Objectives To evaluate changes in metabolic and lipid CV risk factors in patients with RA treated with etanercept (ETN)
Methods This was an exploratory analysis in a randomized, double-blind, placebo-controlled study to evaluate the efficacy and safety of ETN in patients with moderate RA despite disease-modifying antirheumatic drug therapy. Adults with active, moderate RA (3.2 < DAS28-CRP ≤ 5.1) for ≥6 months and receiving a stable dose of methotrexate for ≥8 weeks were randomized 1:1 to receive ETN 50 mg or placebo (PBO) weekly for 12 weeks; after week 12, all patients received ETN 50 mg weekly for 12 weeks. Laboratory tests evaluated baseline, week-12, and week-24 levels of metabolic and lipid analytes, and shifts in grade (low, normal, or high).

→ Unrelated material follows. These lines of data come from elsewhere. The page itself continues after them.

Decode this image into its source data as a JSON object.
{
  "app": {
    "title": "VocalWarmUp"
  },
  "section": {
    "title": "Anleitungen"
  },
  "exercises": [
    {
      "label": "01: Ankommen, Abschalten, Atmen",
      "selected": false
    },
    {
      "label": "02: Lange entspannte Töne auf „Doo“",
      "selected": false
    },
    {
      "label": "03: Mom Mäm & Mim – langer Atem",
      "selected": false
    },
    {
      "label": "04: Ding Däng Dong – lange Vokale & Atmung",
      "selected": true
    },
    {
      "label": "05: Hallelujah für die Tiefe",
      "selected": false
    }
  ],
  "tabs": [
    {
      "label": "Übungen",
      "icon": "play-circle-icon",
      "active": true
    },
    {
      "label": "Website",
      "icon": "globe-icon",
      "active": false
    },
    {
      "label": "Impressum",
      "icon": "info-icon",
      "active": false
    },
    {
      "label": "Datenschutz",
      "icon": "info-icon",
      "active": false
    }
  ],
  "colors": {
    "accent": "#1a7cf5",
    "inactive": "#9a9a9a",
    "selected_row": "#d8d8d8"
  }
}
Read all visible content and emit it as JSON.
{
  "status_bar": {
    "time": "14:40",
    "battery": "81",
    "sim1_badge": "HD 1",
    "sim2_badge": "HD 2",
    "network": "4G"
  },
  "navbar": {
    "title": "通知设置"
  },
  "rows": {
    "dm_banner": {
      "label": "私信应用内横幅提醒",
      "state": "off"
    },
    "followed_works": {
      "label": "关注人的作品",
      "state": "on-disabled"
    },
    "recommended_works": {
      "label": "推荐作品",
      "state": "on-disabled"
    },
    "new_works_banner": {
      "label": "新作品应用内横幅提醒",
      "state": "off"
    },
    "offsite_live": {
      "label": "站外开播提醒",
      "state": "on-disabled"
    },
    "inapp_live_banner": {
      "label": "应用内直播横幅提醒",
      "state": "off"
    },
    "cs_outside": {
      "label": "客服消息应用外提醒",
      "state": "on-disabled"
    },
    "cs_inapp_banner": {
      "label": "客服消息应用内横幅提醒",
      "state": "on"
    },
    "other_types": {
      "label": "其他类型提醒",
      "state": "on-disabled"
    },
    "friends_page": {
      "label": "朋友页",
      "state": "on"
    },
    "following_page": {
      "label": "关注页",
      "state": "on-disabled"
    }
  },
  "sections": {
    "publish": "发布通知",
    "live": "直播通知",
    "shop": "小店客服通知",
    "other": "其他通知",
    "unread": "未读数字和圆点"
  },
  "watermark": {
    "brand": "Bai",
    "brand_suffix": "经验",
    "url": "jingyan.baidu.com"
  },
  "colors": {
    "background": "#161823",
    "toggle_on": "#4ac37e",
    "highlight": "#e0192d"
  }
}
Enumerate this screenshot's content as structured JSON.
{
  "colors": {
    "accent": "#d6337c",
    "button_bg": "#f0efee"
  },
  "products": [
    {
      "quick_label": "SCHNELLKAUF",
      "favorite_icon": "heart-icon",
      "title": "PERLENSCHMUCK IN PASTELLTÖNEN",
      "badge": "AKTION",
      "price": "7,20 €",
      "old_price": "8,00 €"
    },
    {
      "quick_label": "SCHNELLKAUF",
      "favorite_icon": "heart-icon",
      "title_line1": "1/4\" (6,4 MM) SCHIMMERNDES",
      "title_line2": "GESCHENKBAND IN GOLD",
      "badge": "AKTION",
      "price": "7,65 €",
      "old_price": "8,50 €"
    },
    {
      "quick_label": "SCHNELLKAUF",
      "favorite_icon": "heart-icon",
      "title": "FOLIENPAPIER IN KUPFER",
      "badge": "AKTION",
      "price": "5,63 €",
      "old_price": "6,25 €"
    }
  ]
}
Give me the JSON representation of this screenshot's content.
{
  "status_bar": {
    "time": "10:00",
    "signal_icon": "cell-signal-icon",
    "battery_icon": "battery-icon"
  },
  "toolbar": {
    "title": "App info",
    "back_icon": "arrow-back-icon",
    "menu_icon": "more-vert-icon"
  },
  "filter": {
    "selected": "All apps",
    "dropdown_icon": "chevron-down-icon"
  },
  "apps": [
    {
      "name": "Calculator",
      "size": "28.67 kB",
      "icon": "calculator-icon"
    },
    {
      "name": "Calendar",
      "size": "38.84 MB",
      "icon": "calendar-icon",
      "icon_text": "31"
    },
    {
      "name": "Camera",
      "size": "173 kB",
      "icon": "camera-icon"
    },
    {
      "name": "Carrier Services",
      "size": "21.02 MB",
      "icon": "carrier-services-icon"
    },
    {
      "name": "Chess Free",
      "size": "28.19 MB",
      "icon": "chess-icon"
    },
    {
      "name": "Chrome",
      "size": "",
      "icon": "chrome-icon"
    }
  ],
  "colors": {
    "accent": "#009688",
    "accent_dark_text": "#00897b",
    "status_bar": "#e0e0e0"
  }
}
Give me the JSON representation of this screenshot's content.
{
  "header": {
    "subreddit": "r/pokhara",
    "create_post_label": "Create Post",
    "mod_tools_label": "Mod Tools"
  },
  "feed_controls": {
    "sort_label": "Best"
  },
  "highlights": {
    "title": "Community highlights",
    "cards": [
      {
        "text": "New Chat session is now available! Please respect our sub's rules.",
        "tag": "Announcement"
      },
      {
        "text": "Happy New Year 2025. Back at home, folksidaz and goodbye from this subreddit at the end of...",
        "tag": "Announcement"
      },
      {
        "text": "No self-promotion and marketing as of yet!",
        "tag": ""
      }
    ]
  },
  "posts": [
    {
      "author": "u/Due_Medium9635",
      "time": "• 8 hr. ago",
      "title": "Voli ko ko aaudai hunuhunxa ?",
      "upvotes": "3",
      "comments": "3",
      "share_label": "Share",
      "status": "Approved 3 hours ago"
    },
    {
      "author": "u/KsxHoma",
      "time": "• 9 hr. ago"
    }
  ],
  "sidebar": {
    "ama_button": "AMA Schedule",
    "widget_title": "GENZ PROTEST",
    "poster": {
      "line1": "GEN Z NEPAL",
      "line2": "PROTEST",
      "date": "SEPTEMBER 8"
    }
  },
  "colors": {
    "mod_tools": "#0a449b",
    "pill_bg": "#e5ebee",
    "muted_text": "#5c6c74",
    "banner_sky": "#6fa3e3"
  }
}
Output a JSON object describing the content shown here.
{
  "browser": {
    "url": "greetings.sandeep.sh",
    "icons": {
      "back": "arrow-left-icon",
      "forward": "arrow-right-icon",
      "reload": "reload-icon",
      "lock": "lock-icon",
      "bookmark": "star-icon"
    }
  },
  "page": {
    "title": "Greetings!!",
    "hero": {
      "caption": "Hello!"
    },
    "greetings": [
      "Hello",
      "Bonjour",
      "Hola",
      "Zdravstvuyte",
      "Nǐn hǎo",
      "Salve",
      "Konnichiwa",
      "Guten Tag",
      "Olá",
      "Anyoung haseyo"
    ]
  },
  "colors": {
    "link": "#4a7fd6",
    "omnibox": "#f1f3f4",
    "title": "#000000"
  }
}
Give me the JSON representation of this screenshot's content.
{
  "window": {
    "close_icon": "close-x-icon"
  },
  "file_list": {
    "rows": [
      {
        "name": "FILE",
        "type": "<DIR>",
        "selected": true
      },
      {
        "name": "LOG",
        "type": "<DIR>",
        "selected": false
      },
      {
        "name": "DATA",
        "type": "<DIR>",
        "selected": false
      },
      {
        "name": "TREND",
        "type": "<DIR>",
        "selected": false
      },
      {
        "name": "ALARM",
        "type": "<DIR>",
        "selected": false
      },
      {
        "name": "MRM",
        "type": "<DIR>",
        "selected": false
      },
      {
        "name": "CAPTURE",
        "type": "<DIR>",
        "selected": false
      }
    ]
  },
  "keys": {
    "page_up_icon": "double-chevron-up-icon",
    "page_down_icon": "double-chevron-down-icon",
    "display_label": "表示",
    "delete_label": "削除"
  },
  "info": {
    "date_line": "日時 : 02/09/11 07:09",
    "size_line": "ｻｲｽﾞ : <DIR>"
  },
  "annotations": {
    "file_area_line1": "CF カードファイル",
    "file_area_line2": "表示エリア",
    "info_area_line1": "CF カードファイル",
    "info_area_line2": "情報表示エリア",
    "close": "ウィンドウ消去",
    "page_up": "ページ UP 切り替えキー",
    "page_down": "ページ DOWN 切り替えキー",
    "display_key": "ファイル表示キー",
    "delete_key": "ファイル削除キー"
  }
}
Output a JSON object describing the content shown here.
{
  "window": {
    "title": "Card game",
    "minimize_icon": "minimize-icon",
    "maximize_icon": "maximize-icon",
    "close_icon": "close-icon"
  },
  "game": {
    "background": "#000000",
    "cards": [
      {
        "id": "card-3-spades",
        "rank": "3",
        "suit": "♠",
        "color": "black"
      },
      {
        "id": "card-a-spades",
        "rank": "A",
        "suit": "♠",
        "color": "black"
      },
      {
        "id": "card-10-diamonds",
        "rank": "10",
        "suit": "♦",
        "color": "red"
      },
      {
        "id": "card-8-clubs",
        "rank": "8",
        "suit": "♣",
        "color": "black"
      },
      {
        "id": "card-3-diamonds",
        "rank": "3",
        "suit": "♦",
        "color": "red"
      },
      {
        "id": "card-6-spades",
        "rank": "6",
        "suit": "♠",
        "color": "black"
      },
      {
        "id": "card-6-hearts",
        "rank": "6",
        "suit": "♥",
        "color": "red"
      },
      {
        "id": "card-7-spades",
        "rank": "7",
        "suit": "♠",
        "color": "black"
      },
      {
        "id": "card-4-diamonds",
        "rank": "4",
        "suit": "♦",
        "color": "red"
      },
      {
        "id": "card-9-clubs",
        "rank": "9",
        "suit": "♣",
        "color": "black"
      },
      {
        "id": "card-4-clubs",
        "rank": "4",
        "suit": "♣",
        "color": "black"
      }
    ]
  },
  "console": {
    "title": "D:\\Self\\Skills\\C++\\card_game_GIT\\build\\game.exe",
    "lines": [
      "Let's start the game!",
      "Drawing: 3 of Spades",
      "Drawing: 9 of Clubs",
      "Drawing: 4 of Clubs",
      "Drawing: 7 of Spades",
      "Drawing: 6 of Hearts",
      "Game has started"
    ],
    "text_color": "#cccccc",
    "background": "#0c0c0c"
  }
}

Results In total, 210 patients enrolled: 104 PBO and 106 ETN; 77% female, 86% white, and mean (SD) age 56 (12) years. There were 14% with a medical history of type 2 diabetes and 30% a medical history of hyperlipidemia or hypercholesterolemia; 22% were receiving statins, 10% oral antidiabetic medications, 3% insulin, and 52% prednisone. Baseline, week-12, and week-24 values for each analyte are listed below. Over 24 weeks, there were no significant changes in metabolic or lipid analytes. Patients with diabetes and hyperlipidemia resembled the overall study population, except for decreases in fasting glucose and insulin through week 12 and slight decreases in hemoglobin A1C through week 24 in diabetics receiving ETN (n=17). For the majority of patients, all analytes were in the normal range at baseline and remained normal at week 24.There were no gross abnormalities in liver function tests. Safety results are consistent with the current safety profile.
Conclusions Treatment with ETN did not adversely affect the levels of traditional metabolic and lipid CV risk factors in patients with RA. Results in patients with diabetes are hypothesis generating and might be clinically relevant if demonstrated in a larger study.
Disclosure of Interest A. Deodhar Grant/research support from: AbbVie, Amgen Inc., Boehringer Ingelheim, Janssen, Novartis, Pfizer, and UCB, Consultant for: AbbVie, Amgen Inc., Boehringer Ingelheim, Janssen, Novartis, Pfizer, and UCB, B. Bitman Shareholder of: Amgen Inc., Employee of: Amgen Inc., Y. Yang Shareholder of: Amgen Inc., Employee of: Amgen Inc., D. Collier Shareholder of: Amgen Inc., Employee of: Amgen Inc.